One RBI infield single by Crede later, the White Sox were up 4-3 and on their way.

Where do the Angels go from here? It's safe to say that a lot of franchises are in worse shape. The Angels have won 90-plus games three times in the past four years, and Moreno has shown he's willing to spend money to upgrade.

Bartolo Colon, John Lackey, Kelvim Escobar and Ervin Santana give Los Angeles a solid front four in the rotation. While Paul Byrd and Washburn are both free agents, Byrd stands a much better chance of returning to Anaheim. He's expressed a willingness to sign a one-year deal, while Washburn, a Scott Boras client, is ready to play the market.

"We'll see what happens," Washburn said. "I've always said I want to be an Angel for life, but it doesn't look like that's probably going to happen."

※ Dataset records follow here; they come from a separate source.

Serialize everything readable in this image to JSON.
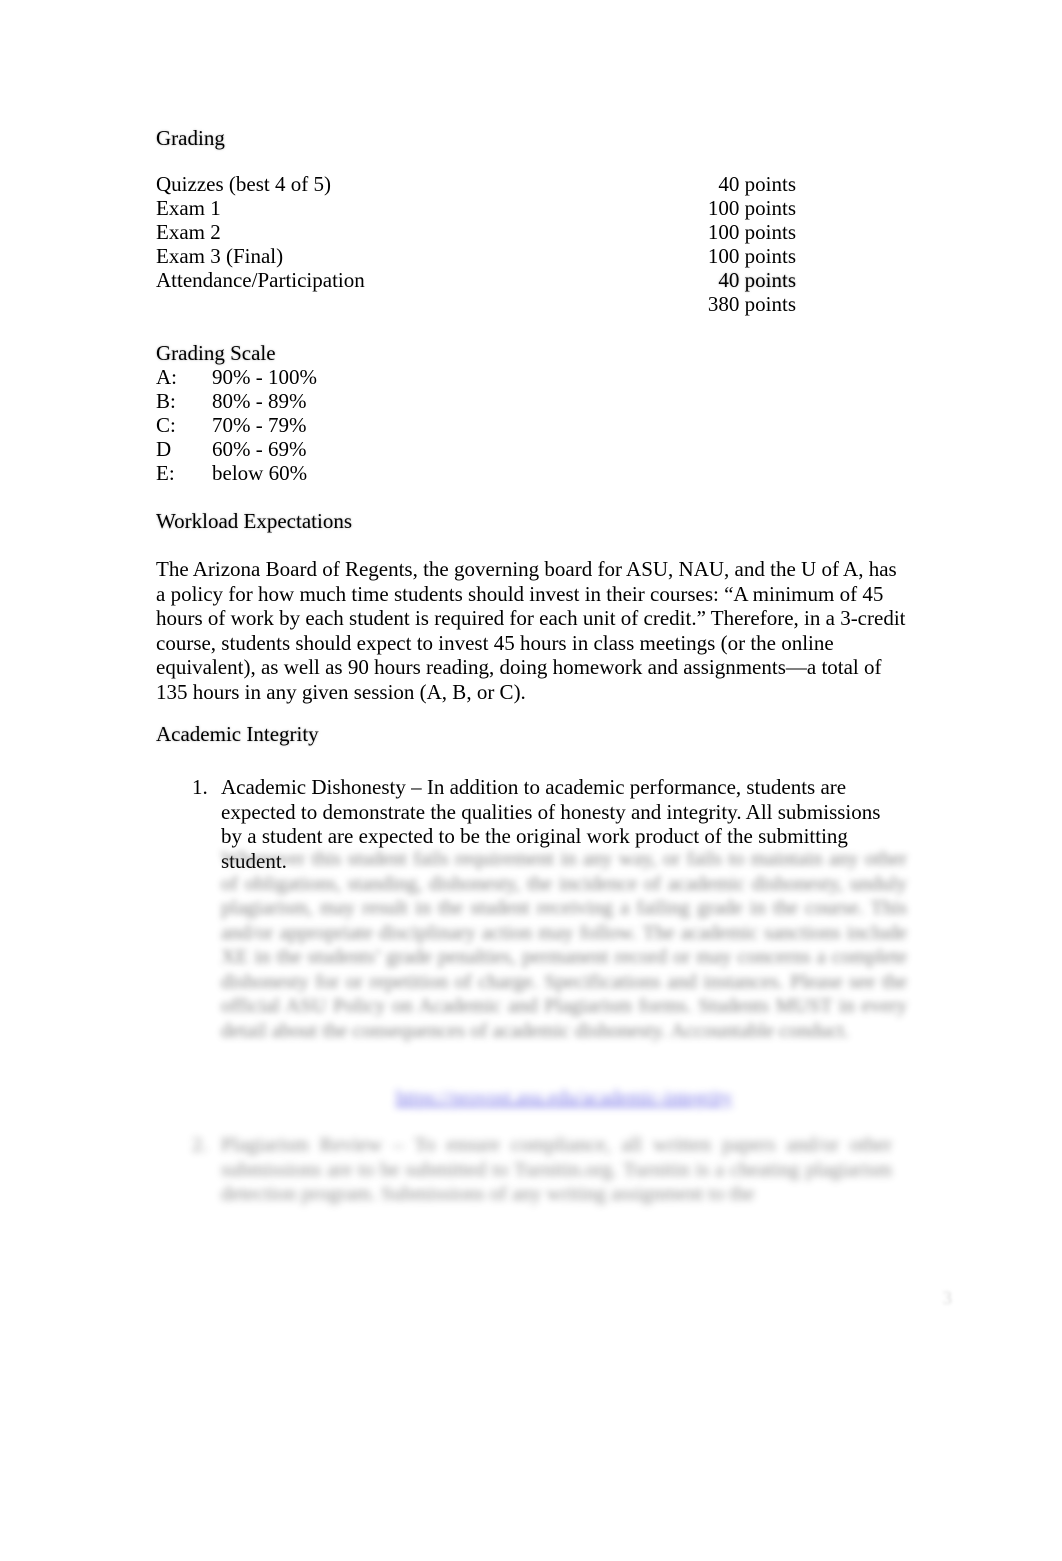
{
  "document": {
    "page_number": "3"
  },
  "grading": {
    "heading": "Grading",
    "rows": [
      {
        "item": "Quizzes (best 4 of 5)",
        "points": "40 points"
      },
      {
        "item": "Exam 1",
        "points": "100 points"
      },
      {
        "item": "Exam 2",
        "points": "100 points"
      },
      {
        "item": "Exam 3 (Final)",
        "points": "100 points"
      },
      {
        "item": "Attendance/Participation",
        "points": "40 points"
      }
    ],
    "total": "380 points"
  },
  "grading_scale": {
    "heading": "Grading Scale",
    "rows": [
      {
        "letter": "A:",
        "range": "90% - 100%"
      },
      {
        "letter": "B:",
        "range": "80% - 89%"
      },
      {
        "letter": "C:",
        "range": "70% - 79%"
      },
      {
        "letter": "D",
        "range": "60% - 69%"
      },
      {
        "letter": "E:",
        "range": "below 60%"
      }
    ]
  },
  "workload": {
    "heading": "Workload Expectations",
    "body": "The Arizona Board of Regents, the governing board for ASU, NAU, and the U of A, has a policy for how much time students should invest in their courses: “A minimum of 45 hours of work by each student is required for each unit of credit.” Therefore, in a 3-credit course, students should expect to invest 45 hours in class meetings (or the online equivalent), as well as 90 hours reading, doing homework and assignments—a total of 135 hours in any given session (A, B, or C)."
  },
  "academic_integrity": {
    "heading": "Academic Integrity",
    "items": [
      {
        "marker": "1.",
        "text": "Academic Dishonesty – In addition to academic performance, students are expected to demonstrate the qualities of honesty and integrity.  All submissions by a student are expected to be the original work product of the submitting student.",
        "redacted_continuation": "Whenever this student fails requirement in any way, or fails to maintain any other of obligations, standing, dishonesty, the incidence of academic dishonesty, unduly plagiarism, may result in the student receiving a failing grade in the course.  This and/or appropriate disciplinary action may follow.  The academic sanctions include XE in the students’ grade penalties, permanent record or may concerns a complete dishonesty for or repetition of charge.  Specifications and instances.  Please see the official ASU Policy on Academic and Plagiarism forms.  Students MUST in every detail about the consequences of academic dishonesty.  Accountable conduct.",
        "redacted_link": "https://provost.asu.edu/academic-integrity"
      },
      {
        "marker": "2.",
        "text_redacted": "Plagiarism Review – To ensure compliance, all written papers and/or other submissions are to be submitted to Turnitin.org.  Turnitin is a cheating plagiarism detection program.  Submissions of any writing assignment to the"
      }
    ]
  }
}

Catcher Bengie Molina is the team's other big free agent, and prospect Jeff Mathis could be ready to replace him. The Angels also have Casey Kotchman and Dallas McPherson and a slew of prospects at lower levels with names like Erick Aybar and Howie Kendrick and Brandon Wood. They'll be appearing soon in a Baseball America Prospect Handbook near you.

Finally, the Angels' biggest offseason target could be a guy who just ripped out their heart. White Sox first baseman Paul Konerko played for Angels manager Mike Scioscia as a prospect in the Dodgers' chain several years ago, and a reunion might be in the offing.

Angels general manager Bill Stoneman, true to character, wasn't very effusive about his plans Sunday night. "We're obviously going to be looking for a bat, and everybody is always looking for pitching," Stoneman said. "It's the typical stuff -- a bat and some pitching."

Stoneman, an old-school ball guy at heart, reacted to the ALCS loss with the same stoic mindset as his players. If he had complaints about the umpiring, he wasn't going to air them publicly. And he certainly wasn't going to blame residual fatigue from the Yankees' series.

Just moments after Kotchman grounded out to end the Angels' season, Stoneman went from locker-to-locker with a personal message for each Los Angeles player.

"I told them, 'Have a good winter, shake this thing off, and we'll come back stronger next year,'" Stoneman said.

The season is over, and it's time for the Angels to put on their White Sox hats and root for Chicago. Pierzynski included.